Bahlil Masuk Tiga Besar Menteri Berkinerja Positif Versi Survei IPO
SURABAYA, iNewsSurabaya.id - Menteri Energi dan Sumber Daya Mineral (ESDM) Bahlil Lahadalia masuk dalam tiga besar menteri dengan persepsi kinerja positif berdasarkan hasil survei terbaru Indonesia Political Opinion (IPO).
Dalam survei tersebut, Bahlil menempati posisi ketiga dengan tingkat kepuasan publik sebesar 32 persen. Posisi pertama ditempati Menteri Keuangan Purbaya Yudhi Sadewa dengan 42,8 persen, disusul Sekretaris Negara Teddy Indra Wijaya dengan 33,5 persen.
Direktur Eksekutif IPO Dedi Kurnia Syah mengatakan, penilaian masyarakat terhadap kinerja menteri berkaitan dengan tingkat popularitas masing-masing figur. Menurut dia, dua indikator tersebut menjadi bagian dari dinamika persepsi publik terhadap jajaran pemerintahan Presiden Prabowo Subianto.

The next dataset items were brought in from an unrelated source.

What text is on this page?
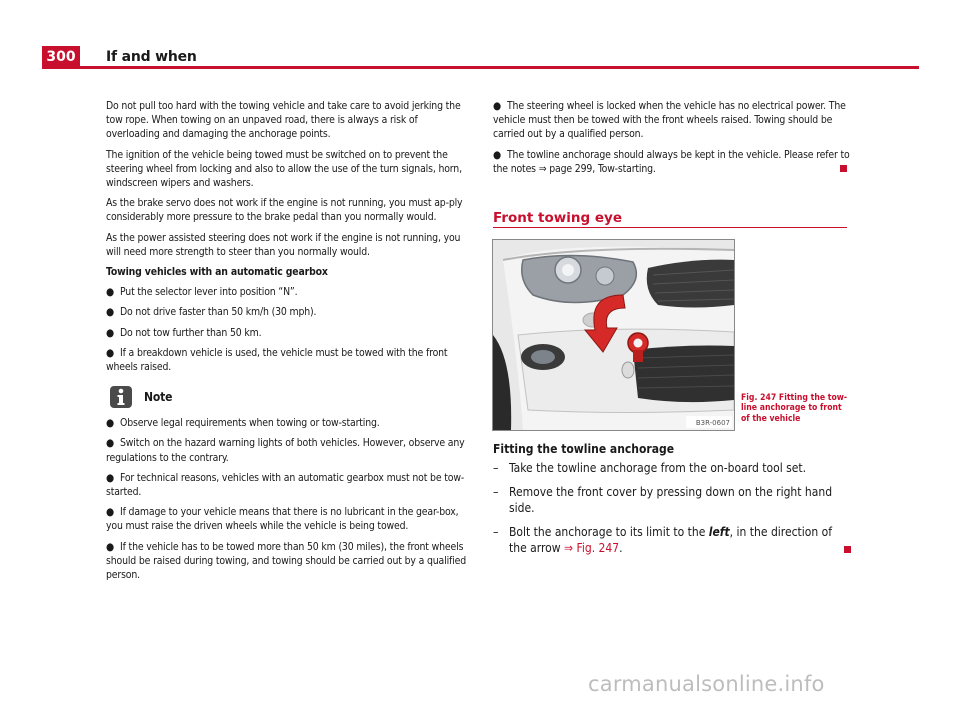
300	If and when

Do not pull too hard with the towing vehicle and take care to avoid jerking the tow rope. When towing on an unpaved road, there is always a risk of overloading and damaging the anchorage points.

The ignition of the vehicle being towed must be switched on to prevent the steering wheel from locking and also to allow the use of the turn signals, horn, windscreen wipers and washers.

As the brake servo does not work if the engine is not running, you must ap-ply considerably more pressure to the brake pedal than you normally would.

As the power assisted steering does not work if the engine is not running, you will need more strength to steer than you normally would.

Towing vehicles with an automatic gearbox
● Put the selector lever into position “N”.
● Do not drive faster than 50 km/h (30 mph).
● Do not tow further than 50 km.
● If a breakdown vehicle is used, the vehicle must be towed with the front wheels raised.
Note
● Observe legal requirements when towing or tow-starting.
● Switch on the hazard warning lights of both vehicles. However, observe any regulations to the contrary.
● For technical reasons, vehicles with an automatic gearbox must not be tow-started.
● If damage to your vehicle means that there is no lubricant in the gear-box, you must raise the driven wheels while the vehicle is being towed.
● If the vehicle has to be towed more than 50 km (30 miles), the front wheels should be raised during towing, and towing should be carried out by a qualified person.
● The steering wheel is locked when the vehicle has no electrical power. The vehicle must then be towed with the front wheels raised. Towing should be carried out by a qualified person.
● The towline anchorage should always be kept in the vehicle. Please refer to the notes ⇒ page 299, Tow-starting.
Front towing eye
B3R-0607
Fig. 247 Fitting the tow-line anchorage to front of the vehicle
Fitting the towline anchorage
– Take the towline anchorage from the on-board tool set.
– Remove the front cover by pressing down on the right hand side.
– Bolt the anchorage to its limit to the left, in the direction of the arrow ⇒ Fig. 247.
carmanualsonline.info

“Persepsi publik terhadap menteri yang dianggap bekerja dengan baik ini linier dengan popularitas. Menteri Purbaya menempati posisi teratas, kemudian Seskab Teddy Indra Wijaya pada posisi kedua. Menteri ESDM Bahlil Lahadalia ketiga,” ujar Dedi, Senin (10/8/2026).
Selain memperoleh penilaian positif terhadap kinerja, Bahlil juga masuk tiga besar menteri dengan tingkat popularitas tertinggi. Sebanyak 32,8 persen responden mengaku mengetahui atau mengenal Bahlil.

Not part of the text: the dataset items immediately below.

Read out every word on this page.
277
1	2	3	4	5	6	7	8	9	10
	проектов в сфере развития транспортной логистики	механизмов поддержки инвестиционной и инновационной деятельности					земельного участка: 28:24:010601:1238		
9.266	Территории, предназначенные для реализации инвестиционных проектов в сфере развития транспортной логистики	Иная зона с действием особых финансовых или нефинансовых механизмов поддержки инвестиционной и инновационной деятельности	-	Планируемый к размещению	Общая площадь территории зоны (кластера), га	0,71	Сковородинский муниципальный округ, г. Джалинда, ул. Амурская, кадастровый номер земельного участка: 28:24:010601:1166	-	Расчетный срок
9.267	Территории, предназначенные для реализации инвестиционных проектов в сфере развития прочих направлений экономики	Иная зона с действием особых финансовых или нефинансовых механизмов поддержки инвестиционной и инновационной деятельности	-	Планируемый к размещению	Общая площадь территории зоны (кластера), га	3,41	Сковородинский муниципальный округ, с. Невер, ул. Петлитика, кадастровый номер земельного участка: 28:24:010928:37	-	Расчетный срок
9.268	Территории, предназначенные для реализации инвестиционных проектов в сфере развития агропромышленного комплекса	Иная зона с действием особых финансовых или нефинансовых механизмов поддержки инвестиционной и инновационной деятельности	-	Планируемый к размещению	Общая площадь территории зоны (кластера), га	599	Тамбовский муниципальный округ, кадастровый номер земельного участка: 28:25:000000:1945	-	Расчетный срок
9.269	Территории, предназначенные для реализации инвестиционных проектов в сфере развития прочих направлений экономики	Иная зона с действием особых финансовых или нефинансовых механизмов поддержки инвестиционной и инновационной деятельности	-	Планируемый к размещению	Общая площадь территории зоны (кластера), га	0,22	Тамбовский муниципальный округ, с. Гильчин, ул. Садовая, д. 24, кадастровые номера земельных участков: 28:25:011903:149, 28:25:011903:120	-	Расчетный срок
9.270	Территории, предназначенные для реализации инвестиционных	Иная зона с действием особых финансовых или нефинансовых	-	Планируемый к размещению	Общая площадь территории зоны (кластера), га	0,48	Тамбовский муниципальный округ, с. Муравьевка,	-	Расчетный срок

Tingkat popularitas tersebut menempatkan Bahlil di bawah Purbaya Yudhi Sadewa yang mencapai 43,5 persen dan Teddy Indra Wijaya sebesar 41 persen.
Bahlil juga memiliki tingkat popularitas lebih tinggi dibandingkan sejumlah menteri lainnya, seperti Agus Harimurti Yudhoyono sebesar 30,4 persen dan Zulkifli Hasan sebesar 26,1 persen.
Di sisi lain, survei IPO turut memotret persepsi masyarakat terhadap menteri yang dinilai memiliki kinerja kurang baik. Menteri Hak Asasi Manusia (HAM) Natalius Pigai berada di posisi teratas dengan angka 51,8 persen. Selanjutnya Menteri Pekerjaan Umum Dody Hanggodo sebesar 48,5 persen dan Menteri Kehutanan Raja Juli Antoni sebesar 4,5 persen.
“Yang pertama adalah Menteri HAM Natalius Pigai 51,8 persen, Menteri PU Dody Hanggodo 48,5 persen, Menteri Kehutanan Raja Juli Antoni 4,5 persen,” kata Dedi.
Dedi menegaskan, persepsi masyarakat terhadap pemerintah maupun para menteri bersifat dinamis. Penilaian publik dapat berubah mengikuti perkembangan kondisi sosial-politik dan kebijakan yang dijalankan pemerintah.
“Jadi, memang kondisi masyarakat saya kira selalu dinamis dalam memberikan penilaian,” ujarnya.
Selain mengukur persepsi terhadap kinerja dan popularitas menteri, survei IPO juga memotret elektabilitas partai politik. Partai Golkar yang dipimpin Bahlil tercatat berada di posisi ketiga dengan elektabilitas 10,4 persen. Golkar berada di bawah Partai Gerindra sebesar 17,5 persen dan PDI Perjuangan sebesar 12,8 persen.
Golkar kemudian diikuti Partai Demokrat dengan 8,1 persen, PKB 7 persen, PAN 5,1 persen, PKS 4,6 persen, dan NasDem 4,4 persen.
Dengan hasil tersebut, survei IPO menunjukkan Bahlil memiliki posisi yang cukup menonjol dalam dua aspek. Di pemerintahan, Bahlil masuk tiga besar menteri dengan persepsi kinerja positif. Sementara dalam politik, Partai Golkar yang dipimpinnya juga berada dalam tiga besar partai dengan elektabilitas tertinggi berdasarkan survei tersebut.
Survei nasional IPO dilakukan pada 27 Juli hingga 3 Agustus 2026 dengan melibatkan 1.200 responden. Pemilihan responden menggunakan metode stratified multistage random sampling (SMRS). Survei tersebut memiliki margin of error sebesar 2,9 persen dengan tingkat kepercayaan 95 persen.